Wednesday, 9 October 2013


Others of my kind by James Sallis

 

Good

 

Jenny Rowan is an editor at a TV station in a very near future or alternative history USA. We see her at the beginning of the book meeting with a policeman who asks her to speak to an abductee survivor given the fact that she is also such a survivor. There is a understated horror in the book, very little detail is given as to either abductee’s ordeal but what little we do learn is very dark indeed. Jenny was kept in a box under her abductee’s bed for a considerable amount of time, and taken out to “lay” with every so often. This means the book is not for the faint hearted. Sallis’s style is minimal and sparse and yet he creates a small book with a lot of emotional depth. Rowan’s relationships don’t really go anywhere and she seems to sleepwalk through her job (although she is good at it she tends to do it whilst zoned out) and is emotionally an enigma. As the book is 1st person this style may not work for some people but I found it worked for me. The last act gets a bit unbelievable as the terrorist sub-plot plays out but it never lost my attention.

 

Overall – recommended

 

King Death Toby Litt

 

Brilliant

 

As usual Litt has taken a new turn with a new book as he continues to write a book for each letter of the alphabet. This is a tightly plotted mystery that starts with a Japanese artist, Kumiko, and her boyfriend, Skelton, seeing a human heart hit the roof of Borough Market in London, obviously thrown from the train.
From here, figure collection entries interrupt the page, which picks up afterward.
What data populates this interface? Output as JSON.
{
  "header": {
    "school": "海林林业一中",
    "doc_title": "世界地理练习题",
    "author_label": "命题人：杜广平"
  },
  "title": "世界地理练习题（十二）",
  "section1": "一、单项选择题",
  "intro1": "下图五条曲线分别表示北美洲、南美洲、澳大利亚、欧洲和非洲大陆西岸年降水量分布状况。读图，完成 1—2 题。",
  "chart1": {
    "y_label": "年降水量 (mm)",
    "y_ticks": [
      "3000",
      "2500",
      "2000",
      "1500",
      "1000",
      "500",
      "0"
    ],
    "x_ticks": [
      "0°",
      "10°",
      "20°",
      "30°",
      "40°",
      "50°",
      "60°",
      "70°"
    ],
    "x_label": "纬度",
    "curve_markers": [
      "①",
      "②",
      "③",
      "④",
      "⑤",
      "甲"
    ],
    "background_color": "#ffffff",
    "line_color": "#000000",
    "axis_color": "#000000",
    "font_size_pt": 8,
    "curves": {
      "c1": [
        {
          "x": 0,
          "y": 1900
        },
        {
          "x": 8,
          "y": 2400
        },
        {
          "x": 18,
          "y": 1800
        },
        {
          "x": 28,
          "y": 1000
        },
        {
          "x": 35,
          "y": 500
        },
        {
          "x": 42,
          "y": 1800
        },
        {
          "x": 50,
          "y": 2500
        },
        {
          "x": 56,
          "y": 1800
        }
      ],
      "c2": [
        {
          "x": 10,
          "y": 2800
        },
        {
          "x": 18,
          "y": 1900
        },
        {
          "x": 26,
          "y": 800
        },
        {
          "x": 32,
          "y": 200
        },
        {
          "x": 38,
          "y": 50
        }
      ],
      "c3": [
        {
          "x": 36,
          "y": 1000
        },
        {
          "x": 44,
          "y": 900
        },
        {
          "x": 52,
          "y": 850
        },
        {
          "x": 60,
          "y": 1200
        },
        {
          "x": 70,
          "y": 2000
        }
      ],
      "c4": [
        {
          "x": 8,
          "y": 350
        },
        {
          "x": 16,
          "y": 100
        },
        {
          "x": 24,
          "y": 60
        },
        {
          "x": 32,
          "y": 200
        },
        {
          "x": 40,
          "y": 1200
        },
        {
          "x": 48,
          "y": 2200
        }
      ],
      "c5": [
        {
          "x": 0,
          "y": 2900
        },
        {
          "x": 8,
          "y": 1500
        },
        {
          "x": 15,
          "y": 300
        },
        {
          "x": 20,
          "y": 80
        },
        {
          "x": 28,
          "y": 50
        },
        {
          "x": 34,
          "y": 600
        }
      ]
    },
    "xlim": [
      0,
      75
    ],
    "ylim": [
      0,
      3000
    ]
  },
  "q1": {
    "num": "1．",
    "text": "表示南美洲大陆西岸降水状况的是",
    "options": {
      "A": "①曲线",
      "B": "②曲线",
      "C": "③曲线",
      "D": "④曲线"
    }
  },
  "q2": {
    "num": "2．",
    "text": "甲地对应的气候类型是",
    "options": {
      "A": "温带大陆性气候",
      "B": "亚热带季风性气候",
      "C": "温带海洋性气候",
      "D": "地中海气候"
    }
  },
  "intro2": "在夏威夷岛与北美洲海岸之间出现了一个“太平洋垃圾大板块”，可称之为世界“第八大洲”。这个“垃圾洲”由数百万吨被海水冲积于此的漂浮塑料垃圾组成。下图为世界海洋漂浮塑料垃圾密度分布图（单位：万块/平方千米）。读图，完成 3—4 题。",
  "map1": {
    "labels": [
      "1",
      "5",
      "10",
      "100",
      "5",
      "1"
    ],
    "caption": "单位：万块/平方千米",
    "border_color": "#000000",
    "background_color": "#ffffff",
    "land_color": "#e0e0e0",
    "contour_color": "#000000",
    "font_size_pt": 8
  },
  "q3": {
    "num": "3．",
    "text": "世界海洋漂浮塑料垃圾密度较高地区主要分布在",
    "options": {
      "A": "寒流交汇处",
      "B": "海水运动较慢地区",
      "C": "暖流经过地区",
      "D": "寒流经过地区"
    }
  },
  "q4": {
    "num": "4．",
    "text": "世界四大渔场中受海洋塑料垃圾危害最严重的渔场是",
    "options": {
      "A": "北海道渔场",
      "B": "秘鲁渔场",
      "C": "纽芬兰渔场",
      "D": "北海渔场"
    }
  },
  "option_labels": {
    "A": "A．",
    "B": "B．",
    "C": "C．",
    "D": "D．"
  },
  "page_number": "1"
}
Kumiko and Skelton then investigate, mostly separately in their own ways, this mystery. In alternative chapters we get alternative POV from Kumiko and Skelton and sometimes see the same episodes from the different POVs and Litt plays with this technique a lot. This book is a little less gripping that the previous ones I’ve read by him but let’s face it a bad Litt is still head and shoulders above most other authors and even though it wasn’t my favourite of his I still devoured it and it kept me glued to the end.

 

Overall – Intriguing little mystery

 

The man who laughs David Hine, Mark Stafford & Victor Hugo

 

Good

 

This is one of Hugo’s less well known works that Hine has substantially revised for this graphic novel version. The story follows a boy who has been mutilated so that he can only grin like a loon (the book insired the character of the Joker in Batman apparently) who comes across a baby in a dead mother’s arms in a storm. He takes shelter with a travelling doctor and they have to make their living entertaining crowds. There is a lot here that is familiar – orphans, hidden identities, travelling entertainers etc but it is told with aplomb and the art is very good.

 

Overall – Classic with new life breathed into it.